Higher Ed ain't what it used to be

Posted on 04/29/2010 in misc

I love it when famous people break interesting concepts. Particularly when it's something we've been talking about around here for years.

Seth Godin is afraid college is about to crash and burn. He seems to correctly recognize the problems, so I'm not sure why he is afraid. A major shake up in the ideas and practices in Higher Ed would be a good thing, IMHO.

Most colleges are organized to give an average education to average students.

I think you can get a great education at just about any college. However, you'll have to work your ass off to figure out how to do it. If you follow the prescribed curriculum and you do the work assigned to you, you'll get the average education. Hell, I managed to get 2 undergrad degrees, and a Masters degree, by going through the motions.

ollege has gotten expensive far faster than wages have gone up.

This is very true. The upper 5% may be continuing to make a lot of money, but the other 95% has not seen sustained growth in their income over the last 10 years. Meanwhile, college costs maintain their steady 7% increase year after year. If only my 401K would grow like college costs... I just don't see how anybody justifies $100K or more for the average degree from State U.

Why do colleges send millions (!) of undifferentiated pieces of junk mail to high school students now? We will waive the admission fee! We have a one page application! Apply! This is some of the most amateur and bland direct mail I've ever seen. Why do it?

Biggest reason: So the schools can reject more applicants. The more applicants they reject, the higher they rank in US News and other rankings.

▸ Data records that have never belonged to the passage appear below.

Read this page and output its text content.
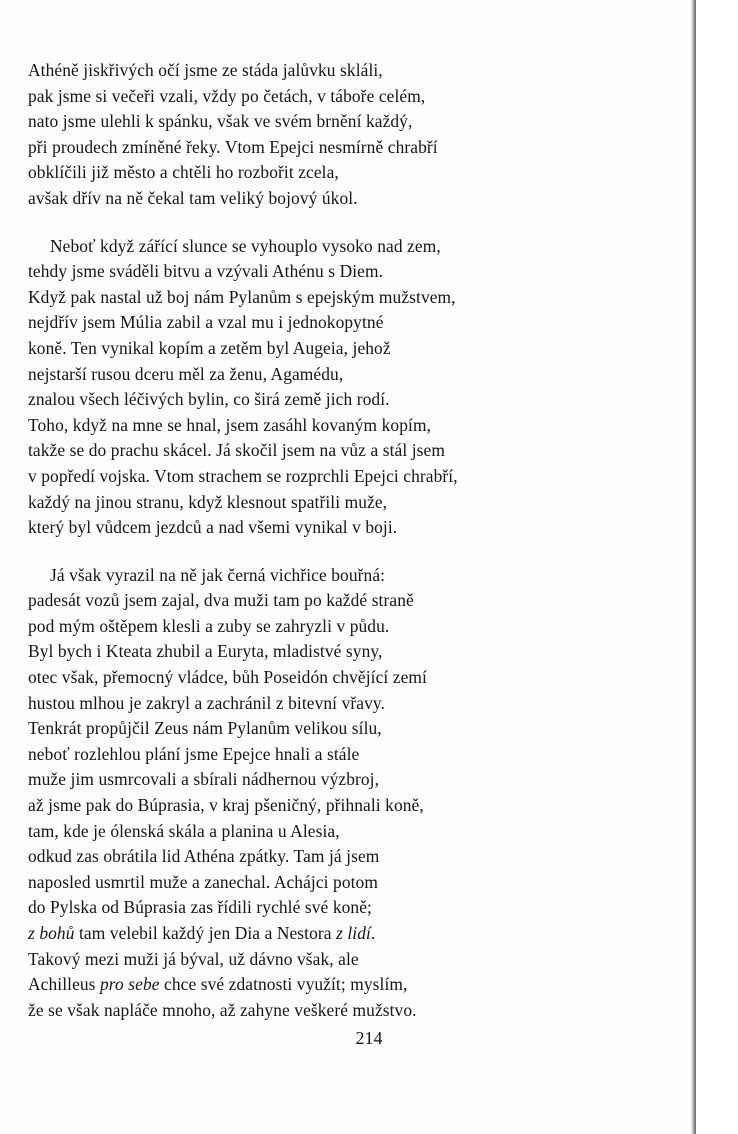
Athéně jiskřivých očí jsme ze stáda jalůvku skláli,
pak jsme si večeři vzali, vždy po četách, v táboře celém,
nato jsme ulehli k spánku, však ve svém brnění každý,
při proudech zmíněné řeky. Vtom Epejci nesmírně chrabří
obklíčili již město a chtěli ho rozbořit zcela,
avšak dřív na ně čekal tam veliký bojový úkol.
Neboť když zářící slunce se vyhouplo vysoko nad zem,
tehdy jsme sváděli bitvu a vzývali Athénu s Diem.
Když pak nastal už boj nám Pylanům s epejským mužstvem,
nejdřív jsem Múlia zabil a vzal mu i jednokopytné
koně. Ten vynikal kopím a zetěm byl Augeia, jehož
nejstarší rusou dceru měl za ženu, Agamédu,
znalou všech léčivých bylin, co širá země jich rodí.
Toho, když na mne se hnal, jsem zasáhl kovaným kopím,
takže se do prachu skácel. Já skočil jsem na vůz a stál jsem
v popředí vojska. Vtom strachem se rozprchli Epejci chrabří,
každý na jinou stranu, když klesnout spatřili muže,
který byl vůdcem jezdců a nad všemi vynikal v boji.
Já však vyrazil na ně jak černá vichřice bouřná:
padesát vozů jsem zajal, dva muži tam po každé straně
pod mým oštěpem klesli a zuby se zahryzli v půdu.
Byl bych i Kteata zhubil a Euryta, mladistvé syny,
otec však, přemocný vládce, bůh Poseidón chvějící zemí
hustou mlhou je zakryl a zachránil z bitevní vřavy.
Tenkrát propůjčil Zeus nám Pylanům velikou sílu,
neboť rozlehlou plání jsme Epejce hnali a stále
muže jim usmrcovali a sbírali nádhernou výzbroj,
až jsme pak do Búprasia, v kraj pšeničný, přihnali koně,
tam, kde je ólenská skála a planina u Alesia,
odkud zas obrátila lid Athéna zpátky. Tam já jsem
naposled usmrtil muže a zanechal. Achájci potom
do Pylska od Búprasia zas řídili rychlé své koně;
z bohů tam velebil každý jen Dia a Nestora z lidí.
Takový mezi muži já býval, už dávno však, ale
Achilleus pro sebe chce své zdatnosti využít; myslím,
že se však napláče mnoho, až zahyne veškeré mužstvo.
214
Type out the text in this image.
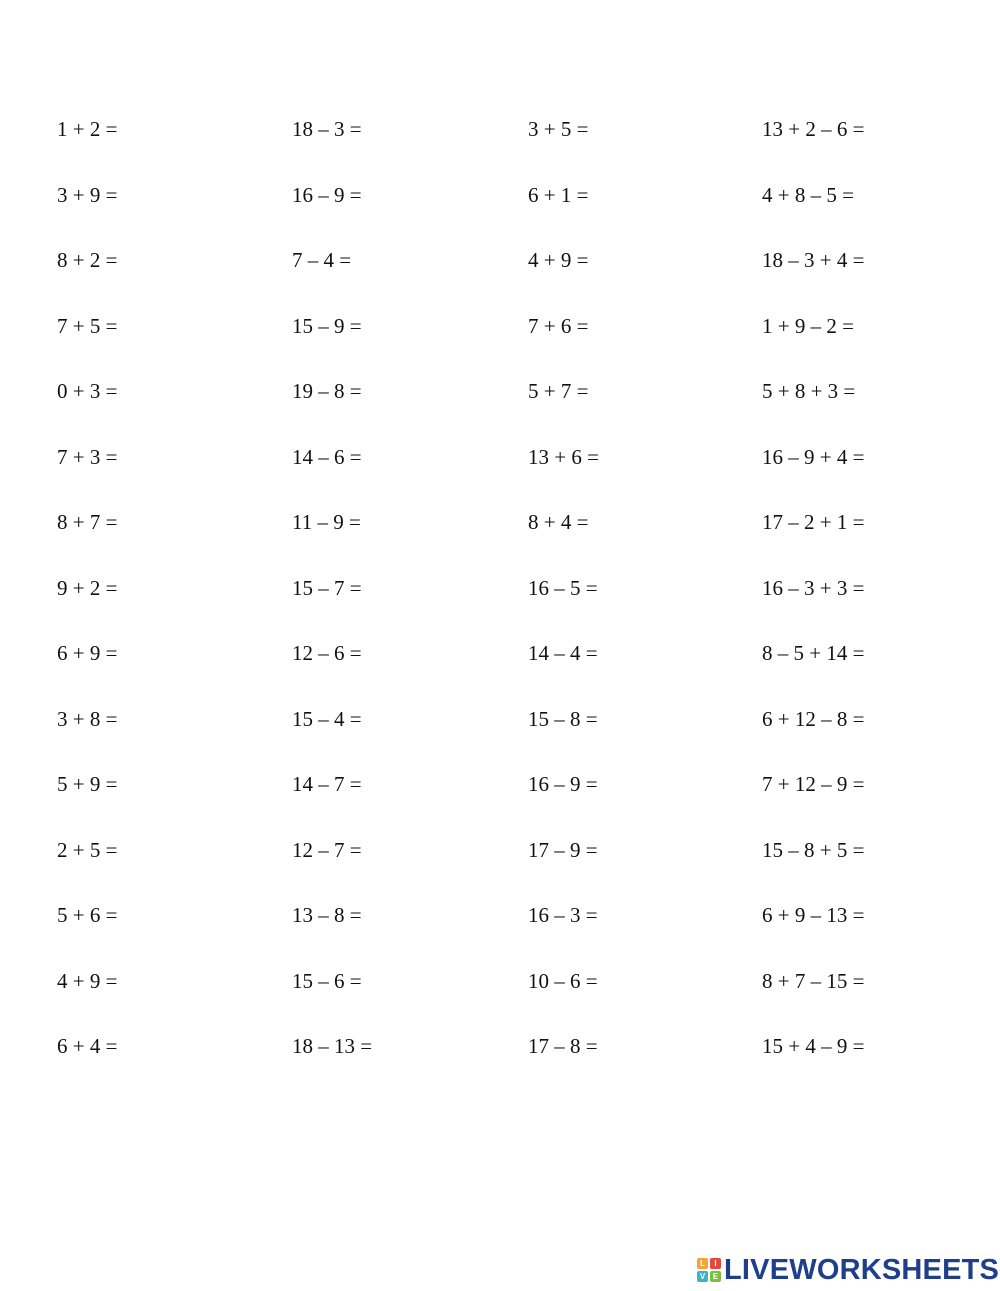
1 + 2 =
3 + 9 =
8 + 2 =
7 + 5 =
0 + 3 =
7 + 3 =
8 + 7 =
9 + 2 =
6 + 9 =
3 + 8 =
5 + 9 =
2 + 5 =
5 + 6 =
4 + 9 =
6 + 4 =
18 – 3 =
16 – 9 =
7 – 4 =
15 – 9 =
19 – 8 =
14 – 6 =
11 – 9 =
15 – 7 =
12 – 6 =
15 – 4 =
14 – 7 =
12 – 7 =
13 – 8 =
15 – 6 =
18 – 13 =
3 + 5 =
6 + 1 =
4 + 9 =
7 + 6 =
5 + 7 =
13 + 6 =
8 + 4 =
16 – 5 =
14 – 4 =
15 – 8 =
16 – 9 =
17 – 9 =
16 – 3 =
10 – 6 =
17 – 8 =
13 + 2 – 6 =
4 + 8 – 5 =
18 – 3 + 4 =
1 + 9 – 2 =
5 + 8 + 3 =
16 – 9 + 4 =
17 – 2 + 1 =
16 – 3 + 3 =
8 – 5 + 14 =
6 + 12 – 8 =
7 + 12 – 9 =
15 – 8 + 5 =
6 + 9 – 13 =
8 + 7 – 15 =
15 + 4 – 9 =
L	I
V E LIVEWORKSHEETS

I never thought about it that way before. Does rejecting more students really increase the ranking? I also had another thought, one that ties back directly to watching Beer Wars on Monday night. When you spend that much money on marketing and advertising trying to convince us that your beer is really different than the other guys, it almost certainly isn't. The same holds true for college. The difference in what you can learn at UVA, George Mason, Va Tech or Radford really is not that significant. Sure, IU actually does suck, but that is a different issue :)

The correlation between a typical college degree and success is suspect.

We discussed this in one of the posts linked above. The ROI on State U is still ok, but the ROI on Brown is a pipe dream for most of the students there.

Back before the digital revolution, access to information was an issue. The size of the library mattered. One reason to go to college was to get access. Today, that access is worth a lot less. The valuable things people take away from college are interactions with great minds (usually professors who actually teach and actually care) and non-class activities that shape them as people.

This is an interesting point. As I read it, I was trying to remember the name of any of my college instructors. I'm drawing a blank. However, I can remember several high school instructors very well. Mr. Homan and Mr. Shoemaker, who between them brought out an interest in the written word that ultimately resulted in this blog. (So now you know who to blame!). Mr. Taylor, who gave me a 99 on my epic computer programming project of playing craps on an Apple II. I didn't get the 100 because I forgot to account for negative betting, so he made money by losing. Clearly I picked up the real lesson there as I still remember the incident, and the lesson had nothing to do with BASIC code. Mrs. Oyamot, my Calculus teacher, was not happy when my family took off for 2 weeks in Hawaii and I missed the first 2 weeks of my senior year. In fact, she looked me in the eye and told me nobody missed two weeks of her class and made it through with their GPA intact. I still have the note she wrote my parents at the end of the year when I was still there, with my GPA intact. Granted, I went to a very small high school in unusual circumstances, so maybe that plays into this a bit. However, 10th grade was also a very small school on a remote military base and all I remember from there are my basketball coaches.

he solutions are obvious...

Yes they are. And we've talked about them here, and at JJ's, and at Daryl's so often I'm not going to rehash it here again. This is getting long enough as it is.

The only people who haven't gotten the memo are anxious helicopter parents, mass marketing colleges and traditional employers. And all three are waking up and facing new circumstances.

It's good to know I'm not a helicopter parent :) I hope the work world gets the message soon. The reality is that the reason so many people end up so far in debt to go to college is that employers demand a college degree to even get a foot in the door, even though most of the jobs absolutely do not require any specialized knowledge that you may have picked up at school.

So what am I going to do with my 16 year old and 14 year old? I have no idea. The 16 year old wants to be a history professor. It's probably a good thing he doesn't read this blog. The 14 year old wants to be an equine Vet. So that's about 20 years of college between them?

I have a feeling I'll be one of those people that dies on the job. As a 94 year old greeter, at WalMart.